As she works to set up her offices in-district and on the Hill, Bourdeaux said she is simultaneously operating as a surrogate for Jon Ossoff and Raphael Warnock, the Democratic Senate candidates in Georgia who are locked in a heated battle with their Republican opponents ahead of the January 5 runoff that will decide which party controls the upper chamber. 

Bourdeaux, who has lent her field staff to the effort, is hopeful that the Democrats can pull off an upset this cycle. “What we know is that we have voters to win,” she said. “We just have to turn them out to vote.”

Meanwhile, Bourdeaux’s opponent, Rich McCormick — an emergency room physician and military veteran who has also flirted with QAnon — recently filed a statement of candidacy for 2022, when the district could very well be redrawn to favor Republican candidates. 

Bourdeaux, in conversation with JI, was unaware that McCormick had filed to run again.
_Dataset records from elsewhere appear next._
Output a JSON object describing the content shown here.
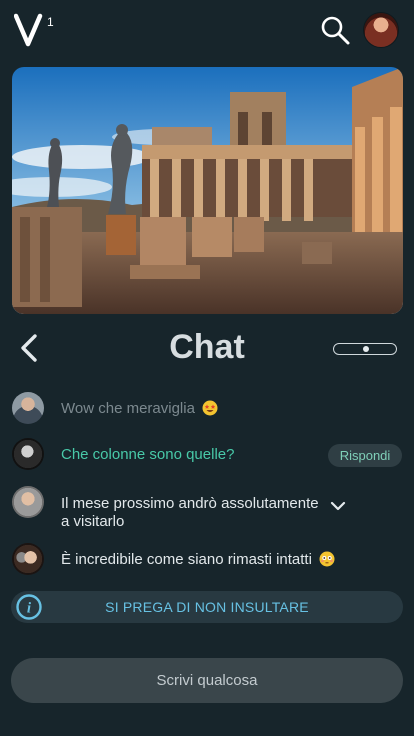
{
  "header": {
    "logo_text": "V",
    "logo_mark": "1",
    "search_icon": "search-icon",
    "avatar_icon": "user-avatar"
  },
  "hero": {
    "image_description": "ruins-with-columns-and-statues"
  },
  "chat": {
    "title": "Chat",
    "back_icon": "chevron-left-icon"
  },
  "messages": [
    {
      "text": "Wow che meraviglia",
      "emoji": "star-struck-emoji"
    },
    {
      "text": "Che colonne sono quelle?",
      "action": "Rispondi"
    },
    {
      "text": "Il mese prossimo andrò assolutamente a visitarlo",
      "icon": "chevron-down-icon"
    },
    {
      "text": "È incredibile come siano rimasti intatti",
      "emoji": "flushed-emoji"
    }
  ],
  "notice": {
    "text": "SI PREGA DI NON INSULTARE",
    "icon": "info-icon"
  },
  "composer": {
    "placeholder": "Scrivi qualcosa"
  },
  "colors": {
    "background": "#17252b",
    "accent_green": "#48c9a8",
    "accent_blue": "#67c1e3",
    "input_bg": "#3a464b"
  }
}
Her campaign manager, Shelbi Dantic, said the filing may simply indicate that he is “trying to retire campaign debt” and that it is unclear if he is running again. A spokesperson for McCormick did not respond to requests for comment.

Still, Charles S. Bullock III, a professor of political science at the University of Georgia’s School of Public and International Affairs, predicts that Republicans, who will control redistricting in the state, could alter the 7th district’s map for the next cycle by jettisoning portions of the blue-leaning Gwinnett County population and pulling in Republicans from Forsyth and Hall Counties. 

That makeup, he postulated, could freeze Bourdeaux out of another term. “I think Bourdeaux is the one who is endangered,” he said of Georgia’s upcoming redistricting.

Despite the possible threat, Bourdeaux was intent on staying focused on the present as she prepares to be sworn into public office. “I can only say we will cross that bridge when we get there,” she said.